Jamie laughed. “Of course you are,” he said, “you have to be.”
She stood up, dusted sand from her buttocks and legs and dressed.
“I’m leaving,” she said. “Will you come with me?”
He pulled on his jeans and fastened his sword belt. His tunic was covered in sand so he hit it against the bench a few times.
“Don’t say such stupid things,” he said. She couldn’t have been serious, surely she couldn’t be that selfish. He looked at her, tried to see if there was some hint of a joke in her eyes. None, just the sadness, heavy and deep. He took a step towards her and grabbed her arm hard.
“Tell me you’re lying,” he said.
“You’re hurting me,” she said, trying to pull her arm away but he wouldn’t let go.
“I’m hurting you? And what if He comes tomorrow and you’re gone. What then? What will He do to everyone else? Tell me, Becca, tell me you’re lying.”
Finally she pulled her arm free. He could see marks there, red blemishes on her skin. “Okay,” she said. “I was lying. I just wanted to know if you loved me, that’s all. I thought you might say you’d come with me, save me.” She laughed. “I forgot how much you love Swan.”
That was cruel. It kicked him hard in his gut.
“Look,” he started to say but she brushed his words away with her arm.
“Don’t bother,” she said, pushing past him, their shoulders just touching, “I’m tired. I should get some sleep. After all, it’s my birthday tomorrow.”

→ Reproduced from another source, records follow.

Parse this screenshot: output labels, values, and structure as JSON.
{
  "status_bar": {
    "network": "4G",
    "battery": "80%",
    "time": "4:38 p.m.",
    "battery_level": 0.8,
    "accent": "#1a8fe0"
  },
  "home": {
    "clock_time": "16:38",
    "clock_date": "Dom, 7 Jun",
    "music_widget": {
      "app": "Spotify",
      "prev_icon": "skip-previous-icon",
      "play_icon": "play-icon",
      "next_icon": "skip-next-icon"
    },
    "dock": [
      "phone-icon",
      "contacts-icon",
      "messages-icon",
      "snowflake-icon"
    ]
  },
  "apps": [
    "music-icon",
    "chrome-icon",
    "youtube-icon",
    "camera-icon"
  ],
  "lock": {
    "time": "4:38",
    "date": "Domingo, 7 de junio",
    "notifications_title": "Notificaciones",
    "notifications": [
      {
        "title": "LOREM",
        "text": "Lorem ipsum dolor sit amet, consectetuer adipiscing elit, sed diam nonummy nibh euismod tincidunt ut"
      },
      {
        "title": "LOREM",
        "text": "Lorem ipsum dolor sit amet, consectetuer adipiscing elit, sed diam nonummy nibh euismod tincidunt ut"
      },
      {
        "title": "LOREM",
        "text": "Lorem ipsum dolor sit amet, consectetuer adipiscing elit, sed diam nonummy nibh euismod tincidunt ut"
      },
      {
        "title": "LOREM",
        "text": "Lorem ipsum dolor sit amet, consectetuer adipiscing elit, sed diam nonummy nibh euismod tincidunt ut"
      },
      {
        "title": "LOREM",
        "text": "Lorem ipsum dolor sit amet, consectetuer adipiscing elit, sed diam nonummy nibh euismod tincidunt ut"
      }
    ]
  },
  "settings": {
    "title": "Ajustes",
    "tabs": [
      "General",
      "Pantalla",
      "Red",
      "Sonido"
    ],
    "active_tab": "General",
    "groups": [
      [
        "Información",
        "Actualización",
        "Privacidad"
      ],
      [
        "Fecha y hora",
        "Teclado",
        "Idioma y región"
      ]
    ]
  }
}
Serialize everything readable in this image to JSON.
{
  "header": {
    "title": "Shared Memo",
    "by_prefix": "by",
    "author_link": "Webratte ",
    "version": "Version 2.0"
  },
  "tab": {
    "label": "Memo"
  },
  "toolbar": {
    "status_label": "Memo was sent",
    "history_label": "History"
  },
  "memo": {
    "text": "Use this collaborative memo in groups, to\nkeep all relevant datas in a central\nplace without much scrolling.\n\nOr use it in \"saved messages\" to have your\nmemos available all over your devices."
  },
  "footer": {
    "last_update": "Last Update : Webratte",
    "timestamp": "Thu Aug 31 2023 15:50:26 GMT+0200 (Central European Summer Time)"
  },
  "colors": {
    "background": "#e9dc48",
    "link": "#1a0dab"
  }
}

“Becca,” he called after her but she didn’t turn back. He hadn’t wanted this. They would never have this moment again. A last moment together. He would never kiss her. Never touch her. Never be with her. He should have said something. To end like this, it wasn’t right. He watched her as she broke into a run, crossing the sands to the village where the evenfire burned high. There were Villagers around it already, sat outside their shacks drinking and singing and laughing. When she was just another shape amongst many he followed her down. He didn’t sit around the fire. Cal and Mohamed were there, Adam too. His brother and his two closest friends. They saw him, Mohamed beckoning him to join, but he ignored them.
He pushed aside the curtain into his shack. There were no candles lit. Swan was already in bed, the baby sleeping in the cot beside her. Mattem, Swan’s sister, was sitting in the armchair, a book open on her lap, her eyes closed, silent.
Jamie undressed and slid in beside Swan. He kissed her neck.
“Where have you been?” she asked, sleepily, her auburn hair tickling his face.
He closed his eyes as he lied. “Cal thought he found some oncewere tracks. I wanted to watch the dunes, make sure there were no wanderers up there.”
“Were there?” she asked.
He kissed her neck again. “Not a soul,” he said.
He put his arm around her and pulled her close to him. He could hear Claire breathing, little soft breaths that made him feel like nothing could ever be bad in the world even though he knew there were many things out there, dark things. Onceweres in the ruins and creatures in the forest. A whole world of what was lost, ash and decay. And tomorrow, the Old Man would come from the west in his boat and Becca would go away, away to the Far Shore and the setting sun, never to return.